Dr. Christensen’s lab works in the fields of biochemistry and bioanalytical chemistry. His lab develops methods that apply optical spectroscopy, time-lapse microscopy, and other current analytical and biophysical techniques to questions in biochemistry, biophysics, cell and microbiology.
A current area of research in my lab grew out of our discovery several years ago that the anthrax toxin receptors capillary morphogenesis gene protein 2 (ANTRX2/CMG2) and tumor endothelial marker 8 (ANTRX1/TEM8) were involved in angiogenesis in pathological conditions in the eye and in tumor models. We developed and used fluorescence resonance energy transfer (FRET)-based high throughput screening assays aimed at identifying molecules that block protein-protein interactions with anthrax toxin receptors. Small molecules that were identified in this screen continue to be developed as potential therapeutics for corneal neovascularization and other pathologies of angiogenesis. We have recently begun using phage display technology to identify short peptide sequences with similar antiangiogenic effects. In parallel with these discovery efforts, we are working to identify the native role of CMG2 and TEM8 and how these receptors interact with extracellular matrix proteins. We believe that this may be important to understand the receptor’s roles in important signaling pathways of angiogenesis.
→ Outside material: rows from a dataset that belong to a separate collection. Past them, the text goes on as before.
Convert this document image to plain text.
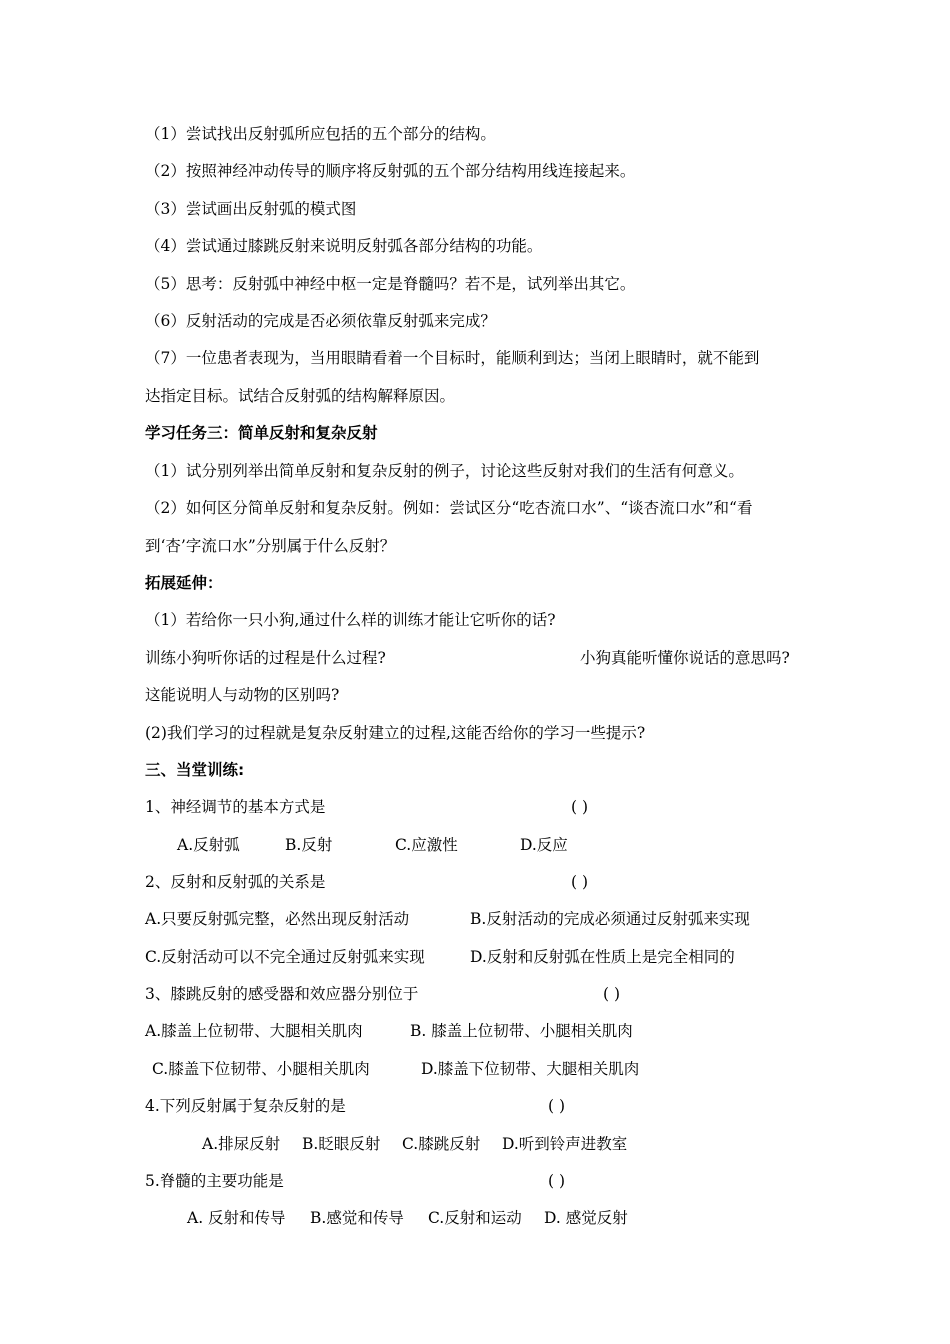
（1）尝试找出反射弧所应包括的五个部分的结构。
（2）按照神经冲动传导的顺序将反射弧的五个部分结构用线连接起来。
（3）尝试画出反射弧的模式图
（4）尝试通过膝跳反射来说明反射弧各部分结构的功能。
（5）思考：反射弧中神经中枢一定是脊髓吗？若不是，试列举出其它。
（6）反射活动的完成是否必须依靠反射弧来完成？
（7）一位患者表现为，当用眼睛看着一个目标时，能顺利到达；当闭上眼睛时，就不能到
达指定目标。试结合反射弧的结构解释原因。
学习任务三：简单反射和复杂反射
（1）试分别列举出简单反射和复杂反射的例子，讨论这些反射对我们的生活有何意义。
（2）如何区分简单反射和复杂反射。例如：尝试区分“吃杏流口水”、“谈杏流口水”和“看
到‘杏’字流口水”分别属于什么反射？
拓展延伸：
（1）若给你一只小狗,通过什么样的训练才能让它听你的话?
训练小狗听你话的过程是什么过程?	小狗真能听懂你说话的意思吗?
这能说明人与动物的区别吗?
(2)我们学习的过程就是复杂反射建立的过程,这能否给你的学习一些提示?
三、当堂训练:
1、神经调节的基本方式是	( )
A.反射弧	B.反射	C.应激性	D.反应
2、反射和反射弧的关系是	( )
A.只要反射弧完整，必然出现反射活动	B.反射活动的完成必须通过反射弧来实现
C.反射活动可以不完全通过反射弧来实现	D.反射和反射弧在性质上是完全相同的
3、膝跳反射的感受器和效应器分别位于	( )
A.膝盖上位韧带、大腿相关肌肉	B. 膝盖上位韧带、小腿相关肌肉
C.膝盖下位韧带、小腿相关肌肉	D.膝盖下位韧带、大腿相关肌肉
4.下列反射属于复杂反射的是	( )
A.排尿反射 B.眨眼反射 C.膝跳反射 D.听到铃声进教室
5.脊髓的主要功能是	( )
A. 反射和传导 B.感觉和传导 C.反射和运动 D. 感觉反射
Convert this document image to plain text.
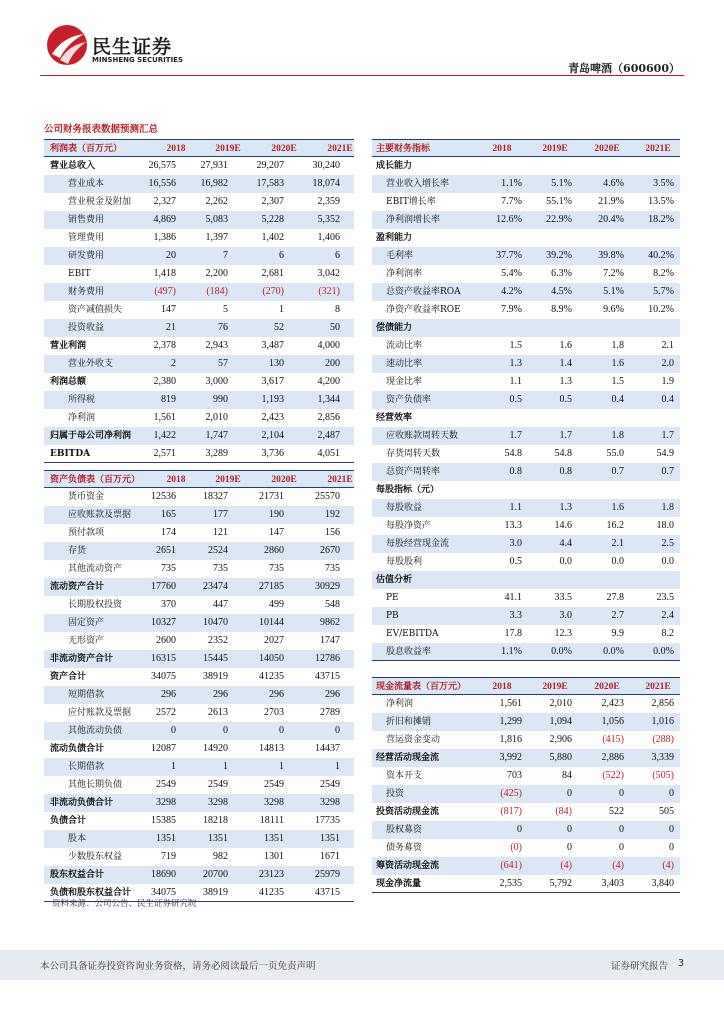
民生证券
MINSHENG SECURITIES
青岛啤酒（600600）
公司财务报表数据预测汇总
利润表（百万元）	2018	2019E	2020E	2021E
营业总收入	26,575	27,931	29,207	30,240
营业成本	16,556	16,982	17,583	18,074
营业税金及附加	2,327	2,262	2,307	2,359
销售费用	4,869	5,083	5,228	5,352
管理费用	1,386	1,397	1,402	1,406
研发费用	20	7	6	6
EBIT	1,418	2,200	2,681	3,042
财务费用	(497)	(184)	(270)	(321)
资产减值损失	147	5	1	8
投资收益	21	76	52	50
营业利润	2,378	2,943	3,487	4,000
营业外收支	2	57	130	200
利润总额	2,380	3,000	3,617	4,200
所得税	819	990	1,193	1,344
净利润	1,561	2,010	2,423	2,856
归属于母公司净利润	1,422	1,747	2,104	2,487
EBITDA	2,571	3,289	3,736	4,051
主要财务指标	2018	2019E	2020E	2021E
成长能力
营业收入增长率	1.1%	5.1%	4.6%	3.5%
EBIT增长率	7.7%	55.1%	21.9%	13.5%
净利润增长率	12.6%	22.9%	20.4%	18.2%
盈利能力
毛利率	37.7%	39.2%	39.8%	40.2%
净利润率	5.4%	6.3%	7.2%	8.2%
总资产收益率ROA	4.2%	4.5%	5.1%	5.7%
净资产收益率ROE	7.9%	8.9%	9.6%	10.2%
偿债能力
流动比率	1.5	1.6	1.8	2.1
速动比率	1.3	1.4	1.6	2.0
现金比率	1.1	1.3	1.5	1.9
资产负债率	0.5	0.5	0.4	0.4
经营效率
应收账款周转天数	1.7	1.7	1.8	1.7
存货周转天数	54.8	54.8	55.0	54.9
总资产周转率	0.8	0.8	0.7	0.7
每股指标（元）
每股收益	1.1	1.3	1.6	1.8
每股净资产	13.3	14.6	16.2	18.0
每股经营现金流	3.0	4.4	2.1	2.5
每股股利	0.5	0.0	0.0	0.0
估值分析
PE	41.1	33.5	27.8	23.5
PB	3.3	3.0	2.7	2.4
EV/EBITDA	17.8	12.3	9.9	8.2
股息收益率	1.1%	0.0%	0.0%	0.0%
资产负债表（百万元）	2018	2019E	2020E	2021E
货币资金	12536	18327	21731	25570
应收账款及票据	165	177	190	192
预付款项	174	121	147	156
存货	2651	2524	2860	2670
其他流动资产	735	735	735	735
流动资产合计	17760	23474	27185	30929
长期股权投资	370	447	499	548
固定资产	10327	10470	10144	9862
无形资产	2600	2352	2027	1747
非流动资产合计	16315	15445	14050	12786
资产合计	34075	38919	41235	43715
短期借款	296	296	296	296
应付账款及票据	2572	2613	2703	2789
其他流动负债	0	0	0	0
流动负债合计	12087	14920	14813	14437
长期借款	1	1	1	1
其他长期负债	2549	2549	2549	2549
非流动负债合计	3298	3298	3298	3298
负债合计	15385	18218	18111	17735
股本	1351	1351	1351	1351
少数股东权益	719	982	1301	1671
股东权益合计	18690	20700	23123	25979
负债和股东权益合计	34075	38919	41235	43715
现金流量表（百万元）	2018	2019E	2020E	2021E
净利润	1,561	2,010	2,423	2,856
折旧和摊销	1,299	1,094	1,056	1,016
营运资金变动	1,816	2,906	(415)	(288)
经营活动现金流	3,992	5,880	2,886	3,339
资本开支	703	84	(522)	(505)
投资	(425)	0	0	0
投资活动现金流	(817)	(84)	522	505
股权募资	0	0	0	0
债务募资	(0)	0	0	0
筹资活动现金流	(641)	(4)	(4)	(4)
现金净流量	2,535	5,792	3,403	3,840
资料来源：公司公告、民生证券研究院
本公司具备证券投资咨询业务资格，请务必阅读最后一页免责声明	证券研究报告 3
A second project focuses on measuring and monitoring glucose metabolism in eukaryotic parasites. For example, in Trypanosoma brucei (the causative agent of Human African Trypanosomiasis), the sole source for generating ATP during the infectious lifecycle stage of the African trypanosome occurs exclusively in a unique peroxisome-like compartment called the glycosome. We are developing and using both recombinant protein-based FRET sensors and peptide-targeted small molecule sensors to quantitatively measure intraglycosomal pH, glucose, and ATP levels in live parasites. We are interested in the mechanisms the organism uses for regulation of pH, glucose, ATP production, and other important metabolites. Since glycolysis is key to parasite survival, inhibiting glycolysis in the glycosome could be an excellent targeted therapeutic approach for treatment of African Trypanosomiasis. Other parasites of interest are Leishmania donovoni and Trypanosoma cruzi.